Tariff hike: Fares would be hiked or not? Will the freight tariff come down? Will the passenger fare go up? Will the subsidized segments of train fares see rationalization?
Cleanliness: With ‘Clean India’ campaign being one of the cornerstones of Narendra Modi’s policymaking, the Rail Budget is expected to focus heavily on revamping the image of Indian Railways, a limping behemoth where even the A-class stations have questionable cleanliness record or where the catering of even the A-class trains like Rajdhani or Shatabdi cannot be relied on.
Clean energy/Alternative energy: Extending the cleanliness campaign, another big emphasis of the Modi government is to increase the share of clean/green energy in India’s overall energy consumption to the global norms. Indian Railways being a major energy consuming outfit, the Rail Budget is expected to lay down vision on the same.
Water conservation: Open taps or leaking pipelines are a common feature of all stations. Also, huge amount of water is used in cleaning trains and stations and much of it is wasted. But there are no specific guidelines water usage. Water recycling is still not practiced by most of its wings. The budget is expected to come with plans for the same.

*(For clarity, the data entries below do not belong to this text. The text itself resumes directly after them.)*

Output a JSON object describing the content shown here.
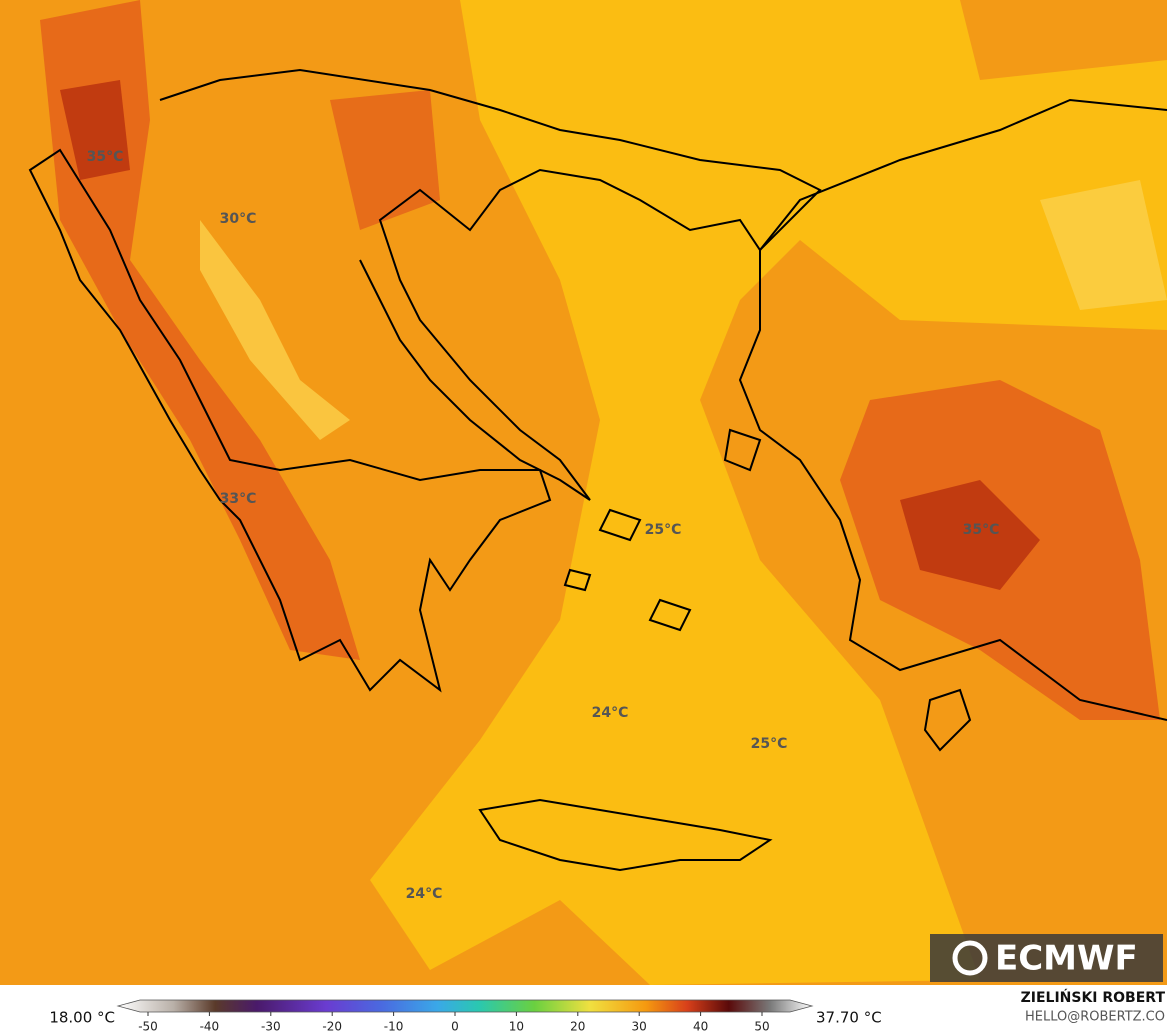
{
  "map": {
    "labels": [
      "35°C",
      "30°C",
      "33°C",
      "25°C",
      "35°C",
      "24°C",
      "25°C",
      "24°C"
    ]
  },
  "legend": {
    "min": "18.00 °C",
    "max": "37.70 °C",
    "ticks": [
      -50,
      -40,
      -30,
      -20,
      -10,
      0,
      10,
      20,
      30,
      40,
      50
    ]
  },
  "logo": "ECMWF",
  "credit": {
    "name": "ZIELIŃSKI ROBERT",
    "email": "HELLO@ROBERTZ.CO"
  }
}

High speed corridors: The Rail Budget is expected to and should focus on the high speed corridors, preferably on introducing semi high-speed trains and increasing speed of the existing ones. India doesn’t need a Bullet Train corridor now. Burdening its economy with huge-investment white elephants like Bullet Train projects, the one between Mumbai and Ahmedabad is expected to cost Rs. 60,000 crore, should be avoided. And we can expect this from the pragmatic professional in Suresh Prabhu, the Rail Minister.
Freight v passenger tariff trade off: What Indian Railways earns through freight is used to absorb the loss made by its passenger segment – the story of cross subsidy. It stands now at Rs. 24,000 crore. Indian freight tariff is among the highest in the world while its passenger tariff for suburban and sleeper is among the lowest. It is sort of a double whammy. The cross subsidy is eating into Indian Railway’s financial health and the high freight subsidy is making it lose market share to the road transport operators. Balancing these is a tough task, given the sensitivity of electoral compulsions. It would be interesting to see how Mr. Prabhu reflects on the same.

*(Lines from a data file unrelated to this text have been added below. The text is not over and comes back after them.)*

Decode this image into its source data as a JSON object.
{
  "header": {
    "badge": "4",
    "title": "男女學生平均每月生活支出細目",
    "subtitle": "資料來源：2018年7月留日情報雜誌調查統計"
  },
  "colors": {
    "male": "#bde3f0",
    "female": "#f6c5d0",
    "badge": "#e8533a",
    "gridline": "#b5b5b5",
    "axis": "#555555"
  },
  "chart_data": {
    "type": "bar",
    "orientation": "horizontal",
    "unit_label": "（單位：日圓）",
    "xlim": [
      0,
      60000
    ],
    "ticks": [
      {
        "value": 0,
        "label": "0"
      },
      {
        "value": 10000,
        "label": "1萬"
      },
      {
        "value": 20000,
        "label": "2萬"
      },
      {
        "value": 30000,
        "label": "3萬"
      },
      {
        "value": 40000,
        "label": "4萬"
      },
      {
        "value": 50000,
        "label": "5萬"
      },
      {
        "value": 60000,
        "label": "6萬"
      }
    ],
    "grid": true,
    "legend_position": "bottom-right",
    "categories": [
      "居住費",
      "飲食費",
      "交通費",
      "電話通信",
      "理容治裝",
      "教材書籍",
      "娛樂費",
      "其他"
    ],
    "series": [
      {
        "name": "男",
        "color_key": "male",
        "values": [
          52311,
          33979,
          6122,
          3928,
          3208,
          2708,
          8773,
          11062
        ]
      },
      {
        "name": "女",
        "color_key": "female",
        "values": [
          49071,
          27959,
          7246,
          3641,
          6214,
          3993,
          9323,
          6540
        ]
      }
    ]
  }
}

Customer satisfaction: It is always the buzz word, improving on services and introducing amenities. Cleanliness, better booking options, cooking hygiene, cuisine quality, better options on trains, efficient information broadcasts, wi-fi expansion and so on. The fare dynamics is an important part of it. If the fares are increased, it will be to arrange the funds for better amenities. It the fare are not reduced, it will again be to meet the fund requirement to provide a better customer experience. And if the fare are reduced, what else can be said, it is always the most satisfying aspect for most of the customers.

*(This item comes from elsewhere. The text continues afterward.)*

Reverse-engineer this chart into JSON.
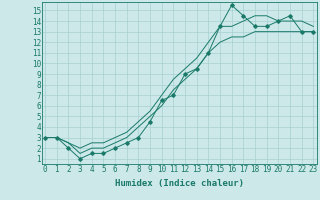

Collaborations: Need to infused fund in Indian Railways and as the government cannot meet the requirement on its own, there should be collaborations on the card – within India, from abroad. Privatization is certainly a sensitive issue but collaborations with external agencies on PPP model can be practiced. Also, the state governments can be made partners in projects falling in their region.
Make in India: Make In India is prime minister Narendra Modi’s flagship manufacturing initiative for India, intending to make India a production hub. But given the poor financial condition of Indian Railways, it should not be expected that the Rail Budget would come with new projects to produce its requirements in the country that it is currently importing.